Polling vs long-polling vs WebSockets vs webhooks
Four ways to move an event from where it happens to whoever cares — across client-server and server-server — with the cost and scale of each.
The problem: getting fresh events to whoever needs them
HTTP is pull-based, but most live features need a push. These four techniques span two axes: client↔server (the first three) and server↔server (webhooks). Chapter 2 introduced the client-server three; here we compare all four as a decision and add the server-to-server case.
Short polling
The client re-asks “anything new?” on a fixed timer.
- Mechanics:
GET /updatesevery N seconds; usually returns nothing. - Latency: up to one interval stale.
- Cost: wasteful — most requests are empty; halving latency doubles request load. Each request re-pays connection/auth overhead.
- Use when: updates are infrequent and a few seconds of lag is fine; you want dead-simple and stateless.
Long polling
The client requests; the server holds the connection open until it has data (or a timeout), responds, and the client immediately re-requests.
- Mechanics: request parks on the server until an event or ~30s timeout.
- Latency: near-instant delivery, far fewer empty responses than short polling.
- Cost: holds a connection per waiting client (server must support many concurrent open requests); still one event per round trip; needs care so a proxy doesn’t kill the idle connection.
- Use when: you want near-real-time with maximum compatibility and no special protocol.
WebSockets
One persistent TCP connection, upgraded from HTTP, carrying full-duplex messages either direction at any time.
- Mechanics:
ws:///wss://; after the handshake both sides send frames freely. - Latency: lowest; true push, minimal per-message overhead.
- Cost: stateful long-lived connections — hard to load-balance (need sticky routing or a pub/sub backplane to fan messages to the right connection node), consume memory per connection, and need reconnection/heartbeat logic and fallbacks where blocked.
- Use when: bidirectional and high-frequency — chat, multiplayer, collaborative editing, live trading. (SSE is the lighter, one-way cousin when the client only needs to receive.)
Webhooks — the server-to-server one
Instead of you polling another service, you register a URL and they POST to you when an event occurs. It’s “push” between servers (reverse of the others, which push to clients).
- Mechanics: you expose
POST /webhooks/payments; the provider calls it on each event (e.g. Stripe → “payment succeeded”). - Latency: event-driven, near-instant; zero wasted requests vs polling their API.
- Cost: you must run a publicly reachable, always-up endpoint; handle retries and idempotency (deliveries can duplicate or arrive out of order), verify signatures (anyone could POST), and absorb bursts (queue incoming webhooks). Delivery isn’t guaranteed if you’re down — providers retry with backoff.

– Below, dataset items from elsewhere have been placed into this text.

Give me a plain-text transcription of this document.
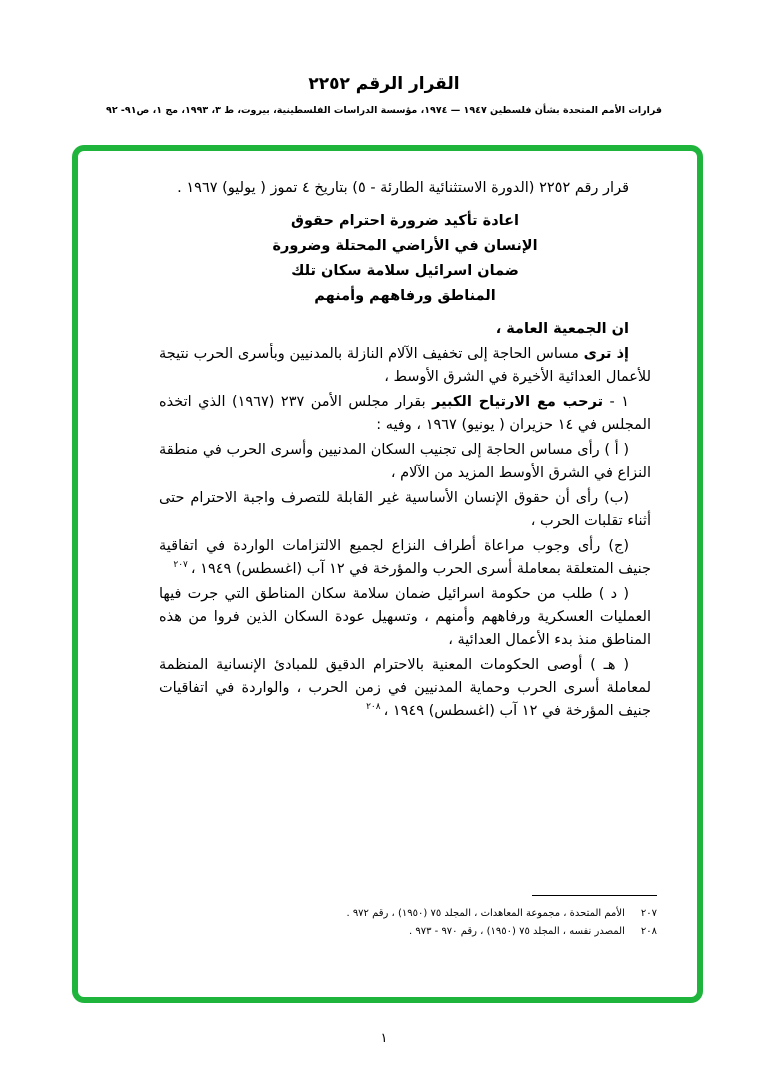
القرار الرقم ٢٢٥٢
قرارات الأمم المتحدة بشأن فلسطين ١٩٤٧ — ١٩٧٤، مؤسسة الدراسات الفلسطينية، بيروت، ط ٣، ١٩٩٣، مج ١، ص٩١- ٩٢

قرار رقم ٢٢٥٢ (الدورة الاستثنائية الطارئة - ٥) بتاريخ ٤ تموز ( يوليو) ١٩٦٧ .

اعادة تأكيد ضرورة احترام حقوق
الإنسان في الأراضي المحتلة وضرورة
ضمان اسرائيل سلامة سكان تلك
المناطق ورفاههم وأمنهم

ان الجمعية العامة ،

إذ ترى مساس الحاجة إلى تخفيف الآلام النازلة بالمدنيين وبأسرى الحرب نتيجة للأعمال العدائية الأخيرة في الشرق الأوسط ،

١ - ترحب مع الارتياح الكبير بقرار مجلس الأمن ٢٣٧ (١٩٦٧) الذي اتخذه المجلس في ١٤ حزيران ( يونيو) ١٩٦٧ ، وفيه :

( أ ) رأى مساس الحاجة إلى تجنيب السكان المدنيين وأسرى الحرب في منطقة النزاع في الشرق الأوسط المزيد من الآلام ،

(ب) رأى أن حقوق الإنسان الأساسية غير القابلة للتصرف واجبة الاحترام حتى أثناء تقلبات الحرب ،

(ج) رأى وجوب مراعاة أطراف النزاع لجميع الالتزامات الواردة في اتفاقية جنيف المتعلقة بمعاملة أسرى الحرب والمؤرخة في ١٢ آب (اغسطس) ١٩٤٩ ،$^{٢٠٧}$

( د ) طلب من حكومة اسرائيل ضمان سلامة سكان المناطق التي جرت فيها العمليات العسكرية ورفاههم وأمنهم ، وتسهيل عودة السكان الذين فروا من هذه المناطق منذ بدء الأعمال العدائية ،

( هـ ) أوصى الحكومات المعنية بالاحترام الدقيق للمبادئ الإنسانية المنظمة لمعاملة أسرى الحرب وحماية المدنيين في زمن الحرب ، والواردة في اتفاقيات جنيف المؤرخة في ١٢ آب (اغسطس) ١٩٤٩ ،$^{٢٠٨}$

٢٠٧الأمم المتحدة ، مجموعة المعاهدات ، المجلد ٧٥ (١٩٥٠) ، رقم ٩٧٢ .
٢٠٨المصدر نفسه ، المجلد ٧٥ (١٩٥٠) ، رقم ٩٧٠ - ٩٧٣ .
١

- Use when: integrating with third-party/independent services for asynchronous events — payments, CI, repo events.
The decision table
| Need | Reach for |
|---|---|
| Rare updates, simplest possible | Short polling |
| Near-real-time, broad compatibility | Long polling |
| Two-way, high-frequency client traffic | WebSockets |
| One-way server→client stream | SSE (Chapter 2) |
| Async events between services | Webhooks |
The interview cue
Match the mechanism to the direction and frequency: “In-app chat is WebSockets (bidirectional, with a Redis pub/sub backplane so any connection server can deliver a message). Our payment provider notifies us via webhooks, which I’ll verify, make idempotent, and drop onto a queue. A rarely-changing status badge can just short-poll.” Picking per-channel — and naming the scaling cost (backplane) and delivery hazards (retries, idempotency, signatures) — is the signal.